The headline 'Python explodes after swallowing 6 foot alligator' caught my eye. I have held pythons and been equally enamored and shudderingly fearful.
I spent some amazing formative young years in Malaysia (Malaya as it was then) and my relationship with snakes, geckos and spiders began as I clambered through bush and jungle that sat, literally, at the edge of our manicured yard. We lived in a new housing development on the outskirts of Kuala Lumpur on Guillemard Valley Road and one of my most vivid memories is of hearing my mother let out a blood curdling scream as she watched me saunter along the road right into the path of a Krait. 'JILL. STOP!' Ordinarily my mother yelling at me to stop doing something was pretty ineffectual, but there was something about this command. I stopped. The snake, sensing movement, darted across inches from me, as I stood transfixed by this beautiful and entirely deadly resident, whose neighbourhood the developers had so crudely invaded. I remember finding a young tiny cobra yards from the house and happily bringing it into the kitchen. I'm not sure exactly what my Mum did, but I never did that again.

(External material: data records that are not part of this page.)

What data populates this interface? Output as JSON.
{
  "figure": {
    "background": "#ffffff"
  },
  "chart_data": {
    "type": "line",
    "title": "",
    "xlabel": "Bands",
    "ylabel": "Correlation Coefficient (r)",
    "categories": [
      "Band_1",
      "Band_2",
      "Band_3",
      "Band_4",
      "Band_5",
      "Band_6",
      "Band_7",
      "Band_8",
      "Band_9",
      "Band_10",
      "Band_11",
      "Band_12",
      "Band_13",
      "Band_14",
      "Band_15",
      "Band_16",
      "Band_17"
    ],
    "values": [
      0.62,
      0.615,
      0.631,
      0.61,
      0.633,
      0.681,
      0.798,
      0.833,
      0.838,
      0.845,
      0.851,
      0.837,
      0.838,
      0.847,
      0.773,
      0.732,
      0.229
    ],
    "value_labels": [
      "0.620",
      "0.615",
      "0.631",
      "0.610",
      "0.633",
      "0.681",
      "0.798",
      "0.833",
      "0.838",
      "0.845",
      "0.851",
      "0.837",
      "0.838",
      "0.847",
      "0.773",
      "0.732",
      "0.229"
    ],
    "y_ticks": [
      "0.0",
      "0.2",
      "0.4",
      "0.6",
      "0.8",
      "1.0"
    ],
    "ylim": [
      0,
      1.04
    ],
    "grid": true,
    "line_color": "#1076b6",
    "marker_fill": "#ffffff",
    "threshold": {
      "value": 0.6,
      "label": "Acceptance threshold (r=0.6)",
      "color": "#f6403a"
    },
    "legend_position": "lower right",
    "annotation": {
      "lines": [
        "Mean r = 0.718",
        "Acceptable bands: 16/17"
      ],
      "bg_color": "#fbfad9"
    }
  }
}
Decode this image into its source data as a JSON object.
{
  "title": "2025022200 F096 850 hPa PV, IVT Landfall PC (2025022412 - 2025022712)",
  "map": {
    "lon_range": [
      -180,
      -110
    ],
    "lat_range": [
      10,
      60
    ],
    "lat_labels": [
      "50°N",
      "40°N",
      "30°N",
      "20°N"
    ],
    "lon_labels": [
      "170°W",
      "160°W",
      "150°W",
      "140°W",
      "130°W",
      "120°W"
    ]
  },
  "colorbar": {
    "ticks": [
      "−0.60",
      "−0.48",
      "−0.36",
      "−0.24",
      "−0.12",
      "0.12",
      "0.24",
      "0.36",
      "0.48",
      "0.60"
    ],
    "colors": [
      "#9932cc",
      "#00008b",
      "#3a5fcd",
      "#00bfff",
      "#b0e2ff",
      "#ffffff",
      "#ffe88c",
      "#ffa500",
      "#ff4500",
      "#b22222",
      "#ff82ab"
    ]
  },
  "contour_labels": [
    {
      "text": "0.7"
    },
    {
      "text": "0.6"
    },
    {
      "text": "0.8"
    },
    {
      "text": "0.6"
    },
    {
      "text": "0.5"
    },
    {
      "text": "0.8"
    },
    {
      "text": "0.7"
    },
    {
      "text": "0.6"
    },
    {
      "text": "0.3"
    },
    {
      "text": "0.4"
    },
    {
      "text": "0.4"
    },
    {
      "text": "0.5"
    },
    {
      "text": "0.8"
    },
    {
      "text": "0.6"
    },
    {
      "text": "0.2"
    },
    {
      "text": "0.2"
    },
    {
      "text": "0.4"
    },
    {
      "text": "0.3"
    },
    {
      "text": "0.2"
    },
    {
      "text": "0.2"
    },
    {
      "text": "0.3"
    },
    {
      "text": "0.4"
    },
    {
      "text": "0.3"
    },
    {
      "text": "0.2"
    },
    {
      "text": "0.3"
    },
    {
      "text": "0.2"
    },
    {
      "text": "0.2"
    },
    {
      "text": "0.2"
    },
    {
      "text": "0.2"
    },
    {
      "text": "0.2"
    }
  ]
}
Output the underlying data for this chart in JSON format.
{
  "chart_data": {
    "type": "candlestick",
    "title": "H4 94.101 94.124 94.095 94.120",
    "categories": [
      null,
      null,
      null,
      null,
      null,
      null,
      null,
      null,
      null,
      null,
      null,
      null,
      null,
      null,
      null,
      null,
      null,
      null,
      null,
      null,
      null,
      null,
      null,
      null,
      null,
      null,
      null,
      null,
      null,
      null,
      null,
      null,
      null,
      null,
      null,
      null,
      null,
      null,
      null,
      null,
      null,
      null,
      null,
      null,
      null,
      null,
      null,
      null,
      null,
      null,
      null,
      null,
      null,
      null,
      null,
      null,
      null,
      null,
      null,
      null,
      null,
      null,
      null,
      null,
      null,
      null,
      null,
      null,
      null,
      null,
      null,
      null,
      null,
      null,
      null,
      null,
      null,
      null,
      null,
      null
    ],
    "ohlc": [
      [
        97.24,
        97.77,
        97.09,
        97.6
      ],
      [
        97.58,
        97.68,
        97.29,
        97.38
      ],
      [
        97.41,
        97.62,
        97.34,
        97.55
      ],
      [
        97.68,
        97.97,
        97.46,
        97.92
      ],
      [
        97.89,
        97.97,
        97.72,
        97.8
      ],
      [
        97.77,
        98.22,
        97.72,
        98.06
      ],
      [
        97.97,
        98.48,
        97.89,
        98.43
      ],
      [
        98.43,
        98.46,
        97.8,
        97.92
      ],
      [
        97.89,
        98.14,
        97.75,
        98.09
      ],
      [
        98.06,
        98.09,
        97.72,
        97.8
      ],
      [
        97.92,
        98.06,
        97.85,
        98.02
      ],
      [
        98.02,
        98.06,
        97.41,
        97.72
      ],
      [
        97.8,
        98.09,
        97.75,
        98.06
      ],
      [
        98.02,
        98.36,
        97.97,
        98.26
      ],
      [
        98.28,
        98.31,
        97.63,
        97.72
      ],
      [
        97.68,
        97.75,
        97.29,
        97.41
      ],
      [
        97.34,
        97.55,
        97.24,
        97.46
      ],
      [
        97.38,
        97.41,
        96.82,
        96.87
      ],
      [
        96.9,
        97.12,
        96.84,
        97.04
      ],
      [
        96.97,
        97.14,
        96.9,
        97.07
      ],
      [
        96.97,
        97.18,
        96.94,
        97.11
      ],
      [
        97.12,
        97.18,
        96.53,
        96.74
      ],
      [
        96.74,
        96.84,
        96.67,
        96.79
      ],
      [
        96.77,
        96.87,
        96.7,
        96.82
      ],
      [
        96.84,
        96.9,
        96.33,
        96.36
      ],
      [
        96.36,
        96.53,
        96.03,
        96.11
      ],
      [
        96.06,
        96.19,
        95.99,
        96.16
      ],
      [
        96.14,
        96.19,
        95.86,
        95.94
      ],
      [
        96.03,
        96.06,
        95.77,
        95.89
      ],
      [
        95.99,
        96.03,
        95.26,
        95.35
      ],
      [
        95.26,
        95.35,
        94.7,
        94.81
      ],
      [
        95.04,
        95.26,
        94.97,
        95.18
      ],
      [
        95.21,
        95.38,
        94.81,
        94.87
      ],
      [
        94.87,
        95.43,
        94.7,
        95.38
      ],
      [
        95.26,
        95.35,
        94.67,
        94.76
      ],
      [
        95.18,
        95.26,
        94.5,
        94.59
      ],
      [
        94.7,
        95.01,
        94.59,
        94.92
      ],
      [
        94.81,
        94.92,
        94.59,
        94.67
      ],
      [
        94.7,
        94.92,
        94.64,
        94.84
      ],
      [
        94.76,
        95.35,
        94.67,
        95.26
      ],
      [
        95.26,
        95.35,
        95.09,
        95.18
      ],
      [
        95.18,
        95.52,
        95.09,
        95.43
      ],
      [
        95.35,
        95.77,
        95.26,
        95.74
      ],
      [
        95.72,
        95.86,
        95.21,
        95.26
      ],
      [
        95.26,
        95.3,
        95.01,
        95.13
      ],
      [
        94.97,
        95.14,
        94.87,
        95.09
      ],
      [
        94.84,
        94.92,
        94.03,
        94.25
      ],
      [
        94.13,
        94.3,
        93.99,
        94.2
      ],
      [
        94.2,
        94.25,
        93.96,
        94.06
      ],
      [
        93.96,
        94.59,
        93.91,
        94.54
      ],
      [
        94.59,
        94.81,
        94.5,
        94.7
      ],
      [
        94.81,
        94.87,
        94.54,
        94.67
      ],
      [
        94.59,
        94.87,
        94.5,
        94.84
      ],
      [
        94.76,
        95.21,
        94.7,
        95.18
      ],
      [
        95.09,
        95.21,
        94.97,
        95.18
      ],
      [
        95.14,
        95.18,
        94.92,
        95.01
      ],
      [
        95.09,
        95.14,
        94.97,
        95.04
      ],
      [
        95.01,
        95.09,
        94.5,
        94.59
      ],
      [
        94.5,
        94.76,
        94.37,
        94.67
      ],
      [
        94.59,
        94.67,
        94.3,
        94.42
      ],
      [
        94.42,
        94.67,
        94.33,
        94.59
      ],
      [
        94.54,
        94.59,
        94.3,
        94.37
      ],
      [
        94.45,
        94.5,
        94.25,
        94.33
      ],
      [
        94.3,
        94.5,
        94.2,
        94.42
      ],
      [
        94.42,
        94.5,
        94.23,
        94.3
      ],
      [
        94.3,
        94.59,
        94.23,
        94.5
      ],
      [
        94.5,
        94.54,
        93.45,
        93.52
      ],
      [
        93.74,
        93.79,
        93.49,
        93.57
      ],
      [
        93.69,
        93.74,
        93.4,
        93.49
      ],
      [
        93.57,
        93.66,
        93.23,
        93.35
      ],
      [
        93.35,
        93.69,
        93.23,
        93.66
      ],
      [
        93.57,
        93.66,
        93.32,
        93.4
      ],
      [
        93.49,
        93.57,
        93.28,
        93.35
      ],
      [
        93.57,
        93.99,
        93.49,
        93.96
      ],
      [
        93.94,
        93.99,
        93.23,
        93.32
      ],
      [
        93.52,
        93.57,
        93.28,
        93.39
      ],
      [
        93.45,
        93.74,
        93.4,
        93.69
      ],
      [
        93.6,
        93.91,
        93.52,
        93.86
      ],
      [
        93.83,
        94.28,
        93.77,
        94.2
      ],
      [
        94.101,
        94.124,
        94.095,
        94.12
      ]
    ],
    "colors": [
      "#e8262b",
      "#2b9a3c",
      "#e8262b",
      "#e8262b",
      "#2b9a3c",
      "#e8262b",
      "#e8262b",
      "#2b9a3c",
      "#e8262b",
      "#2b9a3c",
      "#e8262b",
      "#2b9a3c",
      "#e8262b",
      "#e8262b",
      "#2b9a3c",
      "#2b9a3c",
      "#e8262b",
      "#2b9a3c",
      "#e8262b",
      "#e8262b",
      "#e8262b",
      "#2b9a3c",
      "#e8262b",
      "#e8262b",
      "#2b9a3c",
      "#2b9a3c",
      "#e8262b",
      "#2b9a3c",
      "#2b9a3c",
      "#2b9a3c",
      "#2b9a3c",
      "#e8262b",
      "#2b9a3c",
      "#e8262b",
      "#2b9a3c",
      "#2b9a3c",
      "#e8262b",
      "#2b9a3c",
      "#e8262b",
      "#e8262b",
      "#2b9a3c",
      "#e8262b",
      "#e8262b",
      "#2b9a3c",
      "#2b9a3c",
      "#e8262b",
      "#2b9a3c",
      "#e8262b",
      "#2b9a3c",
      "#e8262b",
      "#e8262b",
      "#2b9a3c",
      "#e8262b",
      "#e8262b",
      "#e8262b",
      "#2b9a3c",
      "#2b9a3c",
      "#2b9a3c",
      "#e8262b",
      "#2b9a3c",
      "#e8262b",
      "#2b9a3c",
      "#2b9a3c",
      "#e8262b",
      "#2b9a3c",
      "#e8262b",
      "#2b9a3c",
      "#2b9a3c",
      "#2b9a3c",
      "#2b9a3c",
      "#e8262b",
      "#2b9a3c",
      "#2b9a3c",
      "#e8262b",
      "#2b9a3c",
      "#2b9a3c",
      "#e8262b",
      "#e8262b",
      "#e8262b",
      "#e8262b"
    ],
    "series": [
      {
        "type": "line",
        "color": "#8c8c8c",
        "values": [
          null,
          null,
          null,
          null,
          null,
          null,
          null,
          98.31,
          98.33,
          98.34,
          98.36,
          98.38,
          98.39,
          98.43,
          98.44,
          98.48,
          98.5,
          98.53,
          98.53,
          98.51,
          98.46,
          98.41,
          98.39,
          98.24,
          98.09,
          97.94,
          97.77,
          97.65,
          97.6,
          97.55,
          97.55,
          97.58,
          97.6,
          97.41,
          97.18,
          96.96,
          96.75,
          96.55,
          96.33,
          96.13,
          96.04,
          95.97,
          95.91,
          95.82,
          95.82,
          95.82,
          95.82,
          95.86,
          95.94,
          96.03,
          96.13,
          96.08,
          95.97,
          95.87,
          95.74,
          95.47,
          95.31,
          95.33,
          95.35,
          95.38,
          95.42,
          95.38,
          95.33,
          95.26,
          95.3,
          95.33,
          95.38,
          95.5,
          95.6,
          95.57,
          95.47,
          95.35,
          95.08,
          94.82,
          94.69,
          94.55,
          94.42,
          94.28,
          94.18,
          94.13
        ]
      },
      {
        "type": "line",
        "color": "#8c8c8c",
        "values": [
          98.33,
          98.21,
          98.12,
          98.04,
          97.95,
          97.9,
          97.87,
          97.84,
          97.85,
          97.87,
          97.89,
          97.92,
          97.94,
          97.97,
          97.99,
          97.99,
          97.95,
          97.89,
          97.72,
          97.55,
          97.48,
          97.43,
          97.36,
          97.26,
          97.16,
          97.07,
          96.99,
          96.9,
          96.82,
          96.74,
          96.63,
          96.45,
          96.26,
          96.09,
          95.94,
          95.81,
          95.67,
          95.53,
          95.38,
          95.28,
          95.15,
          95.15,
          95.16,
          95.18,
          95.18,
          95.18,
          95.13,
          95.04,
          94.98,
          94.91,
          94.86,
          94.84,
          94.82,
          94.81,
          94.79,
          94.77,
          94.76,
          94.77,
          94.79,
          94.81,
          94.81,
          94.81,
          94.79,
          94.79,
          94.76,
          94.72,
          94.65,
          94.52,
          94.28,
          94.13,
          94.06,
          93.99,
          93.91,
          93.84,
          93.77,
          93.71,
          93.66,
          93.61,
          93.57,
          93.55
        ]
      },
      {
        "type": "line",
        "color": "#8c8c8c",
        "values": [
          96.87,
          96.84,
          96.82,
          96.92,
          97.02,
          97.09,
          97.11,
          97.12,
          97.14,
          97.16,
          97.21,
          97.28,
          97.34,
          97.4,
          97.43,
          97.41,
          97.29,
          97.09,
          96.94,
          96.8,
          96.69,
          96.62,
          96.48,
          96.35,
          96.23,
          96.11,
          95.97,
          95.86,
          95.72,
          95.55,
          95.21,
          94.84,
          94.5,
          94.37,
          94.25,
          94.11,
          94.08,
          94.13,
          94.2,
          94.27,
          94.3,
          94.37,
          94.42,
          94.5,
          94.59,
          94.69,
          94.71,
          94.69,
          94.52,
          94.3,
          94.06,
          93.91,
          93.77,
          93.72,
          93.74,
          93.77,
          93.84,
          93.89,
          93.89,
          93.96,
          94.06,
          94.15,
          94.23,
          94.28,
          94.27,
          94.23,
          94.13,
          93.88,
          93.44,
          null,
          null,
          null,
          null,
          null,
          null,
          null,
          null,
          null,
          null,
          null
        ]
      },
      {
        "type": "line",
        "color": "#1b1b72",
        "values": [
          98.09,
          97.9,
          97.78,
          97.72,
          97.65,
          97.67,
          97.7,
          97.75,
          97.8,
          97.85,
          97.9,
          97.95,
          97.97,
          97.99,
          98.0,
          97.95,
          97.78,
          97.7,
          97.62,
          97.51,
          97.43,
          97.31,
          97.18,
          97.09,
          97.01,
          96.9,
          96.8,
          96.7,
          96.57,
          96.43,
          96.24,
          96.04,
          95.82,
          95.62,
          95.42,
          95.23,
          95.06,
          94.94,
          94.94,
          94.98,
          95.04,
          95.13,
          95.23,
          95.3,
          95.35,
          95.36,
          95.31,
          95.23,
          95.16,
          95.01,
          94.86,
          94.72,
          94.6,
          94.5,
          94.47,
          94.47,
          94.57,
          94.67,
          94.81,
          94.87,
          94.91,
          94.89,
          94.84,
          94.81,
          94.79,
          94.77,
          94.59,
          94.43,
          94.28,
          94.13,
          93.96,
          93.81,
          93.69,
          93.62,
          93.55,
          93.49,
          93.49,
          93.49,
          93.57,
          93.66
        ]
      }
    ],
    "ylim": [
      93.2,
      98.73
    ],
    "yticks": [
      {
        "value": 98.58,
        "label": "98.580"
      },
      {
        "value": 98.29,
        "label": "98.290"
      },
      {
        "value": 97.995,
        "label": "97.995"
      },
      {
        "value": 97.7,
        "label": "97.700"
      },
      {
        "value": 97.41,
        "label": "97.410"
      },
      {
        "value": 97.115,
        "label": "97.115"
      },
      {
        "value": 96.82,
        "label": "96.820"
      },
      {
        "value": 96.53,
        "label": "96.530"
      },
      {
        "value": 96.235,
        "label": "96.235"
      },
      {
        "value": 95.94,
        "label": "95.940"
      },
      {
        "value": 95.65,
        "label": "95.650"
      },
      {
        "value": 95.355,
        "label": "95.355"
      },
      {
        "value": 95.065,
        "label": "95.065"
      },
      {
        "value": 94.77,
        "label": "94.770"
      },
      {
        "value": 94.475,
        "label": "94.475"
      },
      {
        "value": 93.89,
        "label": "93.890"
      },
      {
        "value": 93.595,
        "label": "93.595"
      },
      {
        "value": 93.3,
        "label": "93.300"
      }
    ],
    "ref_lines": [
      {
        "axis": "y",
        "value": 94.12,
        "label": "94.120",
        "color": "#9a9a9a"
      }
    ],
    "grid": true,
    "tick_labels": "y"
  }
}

So, I definitely understand the fascination with the exotic, especially snakes. But honestly, I don't see the beauty in playing house with these completely wild creatures in a 3 bedroom ranchette in Key West - or anywhere else. Snakes simply don't belong in glass houses. And the mammoth industry in exotic snakes and reptiles leaves me saddened and angered. On two occasions recently large boas have been found in Berkeley's Aquatic Park (which is a fancy name for a pretty mediocre and under maintained park by the freeway). Both snakes were once pets and presumably abandoned or simply dumped by owners who thought that the snakes would find plenty of entertainment and food, crusing the tent encampments of the homeless, snagging rodents or young birds. Both were 'impounded' by animal control and at least one died of a nasty contagious fungal condition which made it hard for the creature to eat.
While on the surface there isn't much comparison between the importation, breeding and sale of exotic species and the millions of domestic animals that end up in animal shelters each year - there is one primary similarity. Us. The human incapacity to gauge the consequences of our actions. The same attitude which says it's ok to throw your unwanted sofa by the side of the road because you can't be freakin' bothered to take it to the dump and pay the $10 fee. The same mindset that says 'hey, I think I'll just throw my baby's used diaper out the car window in the parking lot of my local park'. The very same thinking that generated the 140 ads on the local Craigslist for unwanted chihuahuas last week. Someone else will always pick up your waste. Right? It's the same sickness, uniquely human, which has created the Burmese Python pandemic in Florida. Now that is a real pandemic. Over 150,000 Burma Pythons have been imported for sale in the United States. They are young, fairly small when sold but these fantastic snakes can grow to be 250 pounds and up to 20 feet long. And an enormous number of them have been thrown from cars and these giants have now become a threat to many endangered species including the Florida Panther and the wood stork. And of course to the less endangered Fifi or Sophie - your poodle or Siamese cat.
So, the headline about the exploding python and the photos that went with the article about the python whose eyes were bigger than it's substantial stomach got me thinking about why it is that we simply have to have whatever it is we want. And then, just as quickly, don't want anymore. And the number of non native species that we have imported purely for fun and then discarded over the last two hundred years and which have changed the native face of this land forever.